# P35 and P35L



## Town (7 Jan 2009)

What is the difference, if any, between the P35 and P35L. Are there two seperate returns to be made?


----------



## papervalue (7 Jan 2009)

Town said:


> What is the difference, if any, between the P35 and P35L. Are there two seperate returns to be made?


 

Both P35 and P35L are part of the same form.

The P35 Declaration- Summary of paye/prsi due.

P35L - Contains employee details of what you paid them and taxes deducted.

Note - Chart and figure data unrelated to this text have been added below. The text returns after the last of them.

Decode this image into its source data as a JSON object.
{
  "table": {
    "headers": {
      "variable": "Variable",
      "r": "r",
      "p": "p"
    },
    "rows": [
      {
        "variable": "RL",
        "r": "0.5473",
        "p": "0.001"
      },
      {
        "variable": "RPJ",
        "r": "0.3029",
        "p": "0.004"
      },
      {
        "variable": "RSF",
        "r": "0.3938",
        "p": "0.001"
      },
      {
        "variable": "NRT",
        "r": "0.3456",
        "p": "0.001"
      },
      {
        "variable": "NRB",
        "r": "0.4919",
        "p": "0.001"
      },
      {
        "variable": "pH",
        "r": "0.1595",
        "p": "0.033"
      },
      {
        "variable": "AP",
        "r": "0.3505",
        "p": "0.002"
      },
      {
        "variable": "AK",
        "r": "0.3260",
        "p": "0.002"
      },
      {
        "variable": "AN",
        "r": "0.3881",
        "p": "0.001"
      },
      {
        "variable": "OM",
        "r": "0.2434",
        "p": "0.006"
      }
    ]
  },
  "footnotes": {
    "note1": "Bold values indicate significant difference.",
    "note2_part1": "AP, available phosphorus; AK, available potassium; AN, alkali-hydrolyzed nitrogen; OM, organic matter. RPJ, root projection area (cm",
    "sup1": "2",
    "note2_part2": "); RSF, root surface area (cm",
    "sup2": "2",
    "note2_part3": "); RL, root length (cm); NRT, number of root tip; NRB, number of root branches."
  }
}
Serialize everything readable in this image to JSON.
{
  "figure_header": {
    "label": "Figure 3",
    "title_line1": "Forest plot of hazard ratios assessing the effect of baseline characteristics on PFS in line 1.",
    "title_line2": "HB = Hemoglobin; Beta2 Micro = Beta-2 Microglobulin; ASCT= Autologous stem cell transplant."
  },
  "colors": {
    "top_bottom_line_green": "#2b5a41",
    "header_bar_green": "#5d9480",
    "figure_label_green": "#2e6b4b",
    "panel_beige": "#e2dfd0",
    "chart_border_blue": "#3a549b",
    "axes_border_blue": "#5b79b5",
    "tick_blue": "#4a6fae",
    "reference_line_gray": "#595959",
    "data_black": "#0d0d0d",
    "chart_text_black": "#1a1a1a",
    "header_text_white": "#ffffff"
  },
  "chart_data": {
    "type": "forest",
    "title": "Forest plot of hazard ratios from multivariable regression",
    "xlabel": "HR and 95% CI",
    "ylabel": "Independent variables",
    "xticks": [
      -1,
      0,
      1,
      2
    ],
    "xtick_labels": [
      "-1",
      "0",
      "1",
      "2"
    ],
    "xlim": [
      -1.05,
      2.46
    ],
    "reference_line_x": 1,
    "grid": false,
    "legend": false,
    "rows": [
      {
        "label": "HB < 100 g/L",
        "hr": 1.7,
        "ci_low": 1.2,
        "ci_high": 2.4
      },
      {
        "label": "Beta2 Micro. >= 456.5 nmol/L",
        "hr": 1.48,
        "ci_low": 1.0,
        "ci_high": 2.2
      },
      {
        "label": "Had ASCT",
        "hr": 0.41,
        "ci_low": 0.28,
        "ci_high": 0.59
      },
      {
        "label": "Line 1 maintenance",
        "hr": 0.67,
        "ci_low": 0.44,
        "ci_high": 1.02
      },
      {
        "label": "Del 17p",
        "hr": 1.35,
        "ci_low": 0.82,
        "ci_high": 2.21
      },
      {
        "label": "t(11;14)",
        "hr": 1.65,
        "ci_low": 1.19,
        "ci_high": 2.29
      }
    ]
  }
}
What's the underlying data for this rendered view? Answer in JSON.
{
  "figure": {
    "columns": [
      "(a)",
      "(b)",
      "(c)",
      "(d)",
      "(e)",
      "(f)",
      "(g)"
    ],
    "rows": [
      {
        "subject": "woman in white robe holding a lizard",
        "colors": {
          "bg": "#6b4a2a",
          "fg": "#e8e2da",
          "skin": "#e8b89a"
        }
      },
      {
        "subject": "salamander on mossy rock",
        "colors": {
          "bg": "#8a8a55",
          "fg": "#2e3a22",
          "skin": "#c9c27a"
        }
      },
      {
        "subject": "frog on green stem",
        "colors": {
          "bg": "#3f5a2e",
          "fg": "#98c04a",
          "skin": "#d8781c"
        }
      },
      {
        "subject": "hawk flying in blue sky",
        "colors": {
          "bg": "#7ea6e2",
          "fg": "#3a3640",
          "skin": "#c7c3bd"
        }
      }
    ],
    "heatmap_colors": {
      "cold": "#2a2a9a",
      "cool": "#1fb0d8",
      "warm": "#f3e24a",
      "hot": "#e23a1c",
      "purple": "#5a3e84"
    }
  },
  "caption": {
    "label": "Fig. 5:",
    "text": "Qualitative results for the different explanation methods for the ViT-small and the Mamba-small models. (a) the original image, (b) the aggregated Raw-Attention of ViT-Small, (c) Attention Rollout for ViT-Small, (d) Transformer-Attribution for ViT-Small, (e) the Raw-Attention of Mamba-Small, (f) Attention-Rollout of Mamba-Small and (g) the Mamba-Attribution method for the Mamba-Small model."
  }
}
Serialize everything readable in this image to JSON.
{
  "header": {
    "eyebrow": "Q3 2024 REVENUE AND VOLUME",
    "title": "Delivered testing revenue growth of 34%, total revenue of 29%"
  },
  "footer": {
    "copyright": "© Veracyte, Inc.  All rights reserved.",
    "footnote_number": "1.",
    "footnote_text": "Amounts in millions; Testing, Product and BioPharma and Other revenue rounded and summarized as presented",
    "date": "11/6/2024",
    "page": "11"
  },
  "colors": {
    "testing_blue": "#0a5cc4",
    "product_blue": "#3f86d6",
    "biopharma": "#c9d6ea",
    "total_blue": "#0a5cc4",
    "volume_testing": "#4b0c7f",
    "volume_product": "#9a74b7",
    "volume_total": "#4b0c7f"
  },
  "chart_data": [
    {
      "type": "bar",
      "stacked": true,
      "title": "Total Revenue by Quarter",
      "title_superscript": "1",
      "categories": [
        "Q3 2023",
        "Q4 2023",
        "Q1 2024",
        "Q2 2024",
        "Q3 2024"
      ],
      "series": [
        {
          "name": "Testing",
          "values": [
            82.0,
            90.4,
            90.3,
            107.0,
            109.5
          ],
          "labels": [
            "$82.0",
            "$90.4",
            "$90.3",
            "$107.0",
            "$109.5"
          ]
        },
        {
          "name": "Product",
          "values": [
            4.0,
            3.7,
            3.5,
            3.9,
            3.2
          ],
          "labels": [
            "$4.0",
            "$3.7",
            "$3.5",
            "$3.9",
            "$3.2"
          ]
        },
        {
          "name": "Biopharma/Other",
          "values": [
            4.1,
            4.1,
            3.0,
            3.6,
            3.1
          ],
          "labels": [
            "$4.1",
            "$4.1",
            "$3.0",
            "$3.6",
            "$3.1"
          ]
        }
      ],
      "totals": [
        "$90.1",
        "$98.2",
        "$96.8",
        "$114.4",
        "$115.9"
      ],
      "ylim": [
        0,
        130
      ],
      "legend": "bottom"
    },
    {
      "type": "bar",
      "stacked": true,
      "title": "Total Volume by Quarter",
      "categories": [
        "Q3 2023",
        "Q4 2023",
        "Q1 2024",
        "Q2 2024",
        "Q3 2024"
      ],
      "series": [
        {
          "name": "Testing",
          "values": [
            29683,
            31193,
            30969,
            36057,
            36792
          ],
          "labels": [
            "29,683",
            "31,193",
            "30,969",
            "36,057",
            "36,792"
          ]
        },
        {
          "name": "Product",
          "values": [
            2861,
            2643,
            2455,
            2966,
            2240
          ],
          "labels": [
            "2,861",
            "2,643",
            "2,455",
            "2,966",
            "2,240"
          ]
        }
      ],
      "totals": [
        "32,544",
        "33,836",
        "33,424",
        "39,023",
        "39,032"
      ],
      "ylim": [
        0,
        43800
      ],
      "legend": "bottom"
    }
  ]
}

Total info from P35L is transferred to P35 declaration page

Must file both


----------



## Town (7 Jan 2009)

My ROS only shows the P35L return. Is this correct?


----------



## Graham_07 (7 Jan 2009)

Town said:


> My ROS only shows the P35L return. Is this correct?


 
Yes, when you complete the P35/L the P-35 generates on the submission screen. If you have paid direct debits or cheque payments they will be credited and ROS will show the balance due. Bear in mind that if you are paying by direct debit during the year, the January dd is for December so if you file the P35 before the January dd has been paid ROS will show the balance before that payment. You need to remember to take that into account when arriving at any real balance due.


----------



## Nostromo (11 Feb 2009)

> If you have paid direct debits or cheque payments they will be credited
> and ROS will show the balance due

What about Tax Credits?  The P35L screen has a space for Tax Credits but figures entered don't appear to have any effect on the balance due that ROS calculates for the submission screen...  

[Do we have to pay now and claim back later with Form 11/12s (which do take account of credits)?  I'm sure the Tax Credits - basic married person, Eu3660 - was taken into account in last year's P35...]

Thanks,
N.


----------



## Graham_07 (11 Feb 2009)

Nostromo said:


> > If you have paid direct debits or cheque payments they will be credited
> > and ROS will show the balance due
> 
> What about Tax Credits? The P35L screen has a space for Tax Credits but figures entered don't appear to have any effect on the balance due that ROS calculates for the submission screen...
> ...


 
The Tax Credits on P-35 are narrative only they have no bearing on any computation for the employer submission. 

As far as the employee is concerned it is up to them to file separately for any balancing statements. It has nothing to do with the employer.


----------